The Ministry of Education (MOE) announced last Thursday that the Sybil Strachan Primary School would be closed last Friday and teachers were asked to report to the T.G. Glover Junior High School, rather than to the school’s campus.

And while no reason for the closure was given, Director of Education Marcellus Taylor also confirmed that there were multiple cases of scabies reported by the school’s nurse.

Taylor said the school underwent a deeper cleaning last Friday and is expected to open today.

“Hopefully we intend for it to be open on Monday,” the Education Director told Eyewitness News Online.

Taylor said the internationally accepted protocols of how to deal with scabies involves wiping down desks with bleach, spraying Baygon and other over the counter pesticides.

Taylor said this cleaning protocol was being followed by the school when it was initially discovered that there was a scabies outbreak, but some teachers felt as if the process was not sufficient.

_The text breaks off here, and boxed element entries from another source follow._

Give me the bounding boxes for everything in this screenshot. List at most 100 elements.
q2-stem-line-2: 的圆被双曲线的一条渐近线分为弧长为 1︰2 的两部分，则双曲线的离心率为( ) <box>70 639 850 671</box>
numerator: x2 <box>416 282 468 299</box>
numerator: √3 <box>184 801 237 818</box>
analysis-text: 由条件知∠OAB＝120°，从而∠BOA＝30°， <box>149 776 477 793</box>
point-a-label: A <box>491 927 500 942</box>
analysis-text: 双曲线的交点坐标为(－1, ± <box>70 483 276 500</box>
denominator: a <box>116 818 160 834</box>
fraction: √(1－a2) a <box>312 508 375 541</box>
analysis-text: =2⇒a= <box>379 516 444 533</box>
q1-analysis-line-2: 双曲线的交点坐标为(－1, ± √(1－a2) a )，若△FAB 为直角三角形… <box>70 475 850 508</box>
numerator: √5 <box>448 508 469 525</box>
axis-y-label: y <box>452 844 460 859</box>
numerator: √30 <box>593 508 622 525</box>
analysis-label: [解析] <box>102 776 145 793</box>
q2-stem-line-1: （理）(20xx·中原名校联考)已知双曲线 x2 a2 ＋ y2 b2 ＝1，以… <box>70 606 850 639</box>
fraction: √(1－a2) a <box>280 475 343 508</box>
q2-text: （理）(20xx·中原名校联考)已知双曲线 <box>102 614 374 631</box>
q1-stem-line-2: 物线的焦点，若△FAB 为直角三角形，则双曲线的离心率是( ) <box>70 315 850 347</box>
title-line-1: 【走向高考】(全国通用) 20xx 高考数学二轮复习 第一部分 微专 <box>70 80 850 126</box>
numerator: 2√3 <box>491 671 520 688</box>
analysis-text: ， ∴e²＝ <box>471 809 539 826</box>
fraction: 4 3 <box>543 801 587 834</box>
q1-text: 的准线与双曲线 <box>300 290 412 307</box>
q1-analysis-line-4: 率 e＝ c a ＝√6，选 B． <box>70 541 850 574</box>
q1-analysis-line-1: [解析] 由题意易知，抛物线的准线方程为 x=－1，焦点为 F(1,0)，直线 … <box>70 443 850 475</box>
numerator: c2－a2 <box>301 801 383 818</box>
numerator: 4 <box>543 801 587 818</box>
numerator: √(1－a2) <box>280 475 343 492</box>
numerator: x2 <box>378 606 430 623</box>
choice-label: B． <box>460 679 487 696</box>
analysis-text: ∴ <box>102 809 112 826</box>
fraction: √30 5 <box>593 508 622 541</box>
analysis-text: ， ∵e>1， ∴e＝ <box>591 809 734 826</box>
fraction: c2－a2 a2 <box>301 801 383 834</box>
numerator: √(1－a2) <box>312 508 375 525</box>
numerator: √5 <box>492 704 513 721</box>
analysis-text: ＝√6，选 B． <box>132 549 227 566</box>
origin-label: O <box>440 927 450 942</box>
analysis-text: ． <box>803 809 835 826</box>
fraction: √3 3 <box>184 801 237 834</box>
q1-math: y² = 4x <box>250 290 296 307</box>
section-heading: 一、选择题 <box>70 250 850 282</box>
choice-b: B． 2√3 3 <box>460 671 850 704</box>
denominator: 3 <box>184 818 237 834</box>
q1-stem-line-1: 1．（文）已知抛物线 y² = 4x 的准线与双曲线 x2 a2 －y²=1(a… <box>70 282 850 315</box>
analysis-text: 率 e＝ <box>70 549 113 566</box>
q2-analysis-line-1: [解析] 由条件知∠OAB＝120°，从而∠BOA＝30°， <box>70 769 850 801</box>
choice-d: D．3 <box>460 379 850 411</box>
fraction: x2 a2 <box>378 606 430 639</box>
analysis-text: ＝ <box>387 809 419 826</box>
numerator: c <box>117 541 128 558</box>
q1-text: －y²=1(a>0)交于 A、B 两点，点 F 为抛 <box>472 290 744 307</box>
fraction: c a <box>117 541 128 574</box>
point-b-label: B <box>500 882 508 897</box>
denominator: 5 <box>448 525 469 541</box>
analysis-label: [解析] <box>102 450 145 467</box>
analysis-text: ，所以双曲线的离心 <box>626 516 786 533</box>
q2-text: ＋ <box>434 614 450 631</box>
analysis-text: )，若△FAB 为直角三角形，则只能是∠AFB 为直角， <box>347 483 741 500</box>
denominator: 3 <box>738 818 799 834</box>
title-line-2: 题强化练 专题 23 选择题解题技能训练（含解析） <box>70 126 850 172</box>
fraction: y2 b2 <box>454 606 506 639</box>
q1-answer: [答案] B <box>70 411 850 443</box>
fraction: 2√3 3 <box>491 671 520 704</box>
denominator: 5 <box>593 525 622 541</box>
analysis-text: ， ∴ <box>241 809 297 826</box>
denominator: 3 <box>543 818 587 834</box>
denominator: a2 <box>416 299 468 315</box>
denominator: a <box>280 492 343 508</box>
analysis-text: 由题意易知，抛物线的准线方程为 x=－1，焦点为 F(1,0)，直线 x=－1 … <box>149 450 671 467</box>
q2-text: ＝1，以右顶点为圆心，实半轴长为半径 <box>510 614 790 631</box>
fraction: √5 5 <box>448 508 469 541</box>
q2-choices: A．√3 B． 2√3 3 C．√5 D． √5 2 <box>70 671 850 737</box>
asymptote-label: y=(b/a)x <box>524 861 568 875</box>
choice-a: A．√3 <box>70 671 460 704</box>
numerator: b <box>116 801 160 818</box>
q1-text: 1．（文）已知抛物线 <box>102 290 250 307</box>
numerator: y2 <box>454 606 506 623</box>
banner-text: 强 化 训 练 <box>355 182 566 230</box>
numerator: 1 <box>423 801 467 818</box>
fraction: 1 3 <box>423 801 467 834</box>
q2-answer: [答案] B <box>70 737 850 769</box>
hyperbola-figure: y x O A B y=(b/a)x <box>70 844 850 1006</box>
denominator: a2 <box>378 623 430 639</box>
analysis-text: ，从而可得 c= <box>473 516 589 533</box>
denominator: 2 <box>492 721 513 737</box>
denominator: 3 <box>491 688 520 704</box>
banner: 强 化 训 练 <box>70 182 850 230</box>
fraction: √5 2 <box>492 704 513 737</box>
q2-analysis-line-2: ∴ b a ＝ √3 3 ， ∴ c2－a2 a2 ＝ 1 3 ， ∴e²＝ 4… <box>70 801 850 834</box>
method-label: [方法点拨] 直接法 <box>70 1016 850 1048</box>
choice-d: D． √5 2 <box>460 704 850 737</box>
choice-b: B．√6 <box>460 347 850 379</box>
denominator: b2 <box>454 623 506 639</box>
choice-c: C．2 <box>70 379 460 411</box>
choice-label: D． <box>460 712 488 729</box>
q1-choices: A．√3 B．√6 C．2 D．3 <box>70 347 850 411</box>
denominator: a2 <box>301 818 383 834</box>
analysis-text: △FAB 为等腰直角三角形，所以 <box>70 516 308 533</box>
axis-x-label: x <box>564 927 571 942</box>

“They felt that the school needed a more broad-scale cleaning, and so it became an issue where some teachers were not accepting the established protocol, and so we decided – rather than letting it become a big issue – we would clean it,” Taylor said.

Taylor stressed that the Department of Education is concerned about the welfare of all of its stakeholders, including teachers and students.

He said the Department will not expose these persons to any health risks, and they should adhere to the advice given by health officials.

The Education Director said the school was, in fact, being cleaned for one week after the initial scabies outbreak was reported and everyone was “fine with the process” until last week when teachers felt as if a deeper cleaning was needed.

“If the health officials advise us that the protocol for addressing something like scabies is to simply wipe the desk down with bleach and to spray Baygon, and it does not pose any direct harm to students and teachers, then we take that advice,” Taylor said.

“There are people who create –  I would call it mischief – by saying, ‘I don’t think it’s [the measures taken] good enough,’ but they have no expertise in the area to discredit what competent public officials have advised us to do, and this is becoming very much a concern because you must have some level of trust in the competent authorities to advise you.”

Taylor said in the spirit of goodwill, the Department of Education allowed students to take the day off last Friday to carry out the further cleaning that was requested.

Meanwhile, teachers at Sybil Strachan Primary participated in a sit-in last Thursday in the staff lounge, fearful of the contagious skin condition which is caused by mites.

Sybil Strachan Primary was the second government school to close last week due to health concerns.

Last week, reports of mould and other issues surfaced at the C.W. Sawyer Primary School on the Tonique Williams-Darling Highway.  This led the MOE to shut the school down last Thursday and Friday (Feb. 7 and 8 )  for further investigation.

Giving an update on C.W. Sawyer, Taylor said the Department is presently awaiting a report from the Department of Environmental Health Services after a deep cleaning was conducted last week.

“I think mould was in one of the closets but generally the issue was more of a housekeeping issue like dirt and other things that made the area not as sanitary as it should be.

“So we were advised to do a deep cleaning and that should be completed, so we will soon get a report to say that it is all clear for occupation.”

Bahamas Union of Teachers (BUT) president Belinda Wilson declared last week that she is prepared to go to the International Labor Organization (ILO) or Amnesty International if working conditions for teachers around the country are not improved.